The error is bumped to 8.559662 after the integration. @rsuderman are there changes on frontend side might change the input IR which leads to the numeric issue recently? Also, is the error acceptable?

cc @bjacob @mariecwhite for visibility, since you've participated in the discussion of error values in https://github.com/iree-org/iree/pull/9337.

hanhanW commented 2 years ago

The artifacts can be downloaded from https://storage.googleapis.com/iree-shared-files/nod-perf/hanchung/issue_9796.zip

To repro:

$ iree-compile --iree-mlir-to-vm-bytecode-module --iree-hal-target-backends=dylib-llvm-aot -iree-input-type=tosa ~/mobilebert_quant_tosa.mlir -o /tmp/a.vmfb
$ iree-run-module --module_file=/tmp/a.vmfb --device=local-sync --entry_function=main --function_input=@/tmp/mobilebert_quant/download/input0.npy --function_input=@/tmp/mobilebert_quant/download/input1.npy --function_input=@/tmp/mobilebert_quant/download/input2.npy
bjacob commented 2 years ago

Things that would help decide as compromises between certainty and engineering effort - ordered from quickest to most certainty:

  1. Dump output activations (to put that 8.559662 in context).
  2. Bisect this down to one LLVM commit.
  3. Re-run end-to-end accuracy tests (the ones that Marie originally ran to confirm that the original 5.0 tolerance was viable).
allieculp commented 2 years ago

@bjacob @hanhanW Can we add a priority to this? P1?

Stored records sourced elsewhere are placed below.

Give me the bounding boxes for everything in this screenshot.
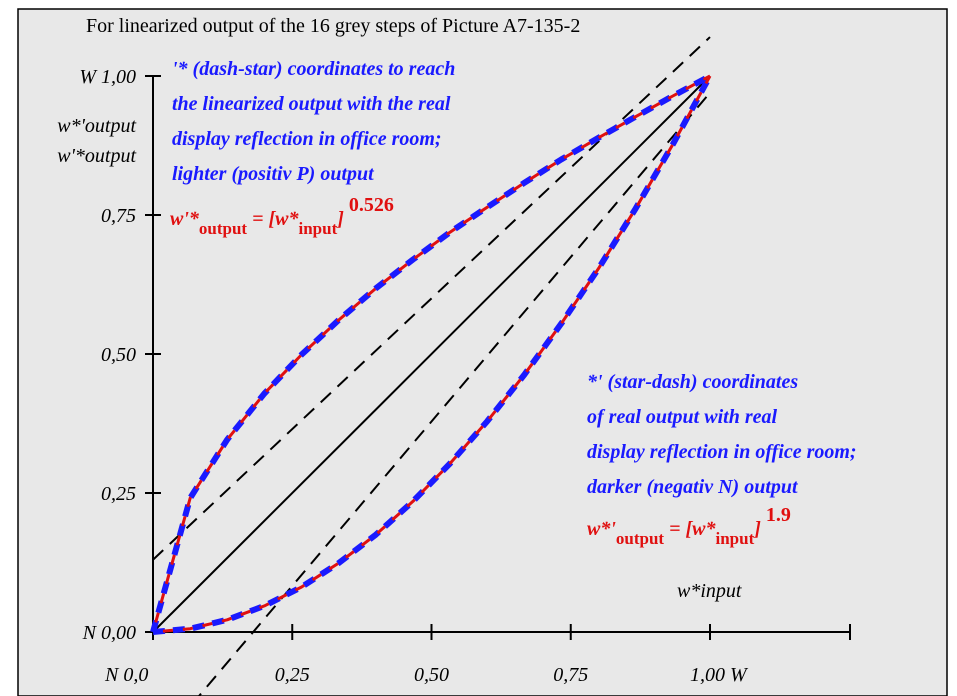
y-tick-label-3: 0,75 <box>101 205 136 227</box>
y-tick-label-0: N 0,00 <box>82 622 136 644</box>
y-axis-label-line-3: w'*output <box>57 145 136 167</box>
plot-background <box>17 8 948 696</box>
data-curves <box>150 73 713 635</box>
upper-formula-lhs: w'* <box>170 208 200 230</box>
lower-note-line-4: darker (negativ N) output <box>587 476 799 498</box>
upper-formula-close: ] <box>335 208 344 230</box>
upper-formula: w'*output = [w*input]0.526 <box>170 194 394 238</box>
axis-labels: N 0,0 0,25 0,50 0,75 1,00 W N 0,00 0,25 0,50 0,7… <box>57 66 749 686</box>
upper-formula-lhs-sub: output <box>199 219 248 238</box>
x-tick-label-2: 0,50 <box>414 664 449 686</box>
lower-formula: w*'output = [w*input]1.9 <box>587 504 791 548</box>
lower-note-line-2: of real output with real <box>587 406 777 428</box>
y-tick-label-1: 0,25 <box>101 483 136 505</box>
lower-formula-mid: = [w* <box>664 518 716 540</box>
upper-formula-mid: = [w* <box>247 208 299 230</box>
x-tick-label-1: 0,25 <box>275 664 310 686</box>
lower-formula-lhs-sub: output <box>616 529 665 548</box>
y-axis-label-line-2: w*'output <box>57 115 136 137</box>
lower-formula-exponent: 1.9 <box>766 504 791 526</box>
upper-note-line-2: the linearized output with the real <box>172 93 451 115</box>
upper-note: '* (dash-star) coordinates to reach the … <box>172 58 455 185</box>
lower-formula-close: ] <box>752 518 761 540</box>
curve-2-red <box>152 75 712 634</box>
x-tick-label-0: N 0,0 <box>104 664 148 686</box>
x-tick-label-3: 0,75 <box>553 664 588 686</box>
upper-note-line-3: display reflection in office room; <box>172 128 442 150</box>
reference-line-1 <box>152 75 711 633</box>
reference-line-2 <box>152 36 711 561</box>
lower-note-line-1: *' (star-dash) coordinates <box>587 371 798 393</box>
chart-title: For linearized output of the 16 grey ste… <box>86 15 580 37</box>
x-axis-label: w*input <box>677 580 742 602</box>
reference-line-3 <box>197 92 711 696</box>
lower-note-line-3: display reflection in office room; <box>587 441 857 463</box>
upper-formula-exponent: 0.526 <box>349 194 394 216</box>
y-axis-label-line-1: W 1,00 <box>79 66 136 88</box>
upper-note-line-4: lighter (positiv P) output <box>172 163 375 185</box>
lower-note: *' (star-dash) coordinates of real outpu… <box>587 371 857 498</box>
x-tick-label-4: 1,00 W <box>690 664 749 686</box>
curve-1-red <box>151 74 711 633</box>
upper-note-line-1: '* (dash-star) coordinates to reach <box>172 58 455 80</box>
upper-formula-mid-sub: input <box>299 219 338 238</box>
reference-lines <box>152 36 711 696</box>
y-tick-label-2: 0,50 <box>101 344 136 366</box>
lower-formula-mid-sub: input <box>716 529 755 548</box>
lower-formula-lhs: w*' <box>587 518 616 540</box>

bjacob commented 2 years ago

Good idea, set P1 : we should either know the cause of this regression or make a conscious decision not to invest in that :-) Given @hanhanW 's clean reproduction steps above, it should be feasible to at least get the bisection.

hanhanW commented 2 years ago

The error goes down after some integrates... new error range:


I0720 01:12:07.200919 140737350333696 test_util.py:94] Max error (0): 6.603168
I0720 01:12:07.201174 140737350333696 test_util.py:94] Max error (1): 8.559662
jpienaar commented 2 years ago

Benoit has good point, is this something we are concerned about and digging in?

allieculp commented 1 year ago

@antiagainst @hanhanW Is this still active?

hanhanW commented 1 year ago

I think it's still active, but maybe we can set it to P2.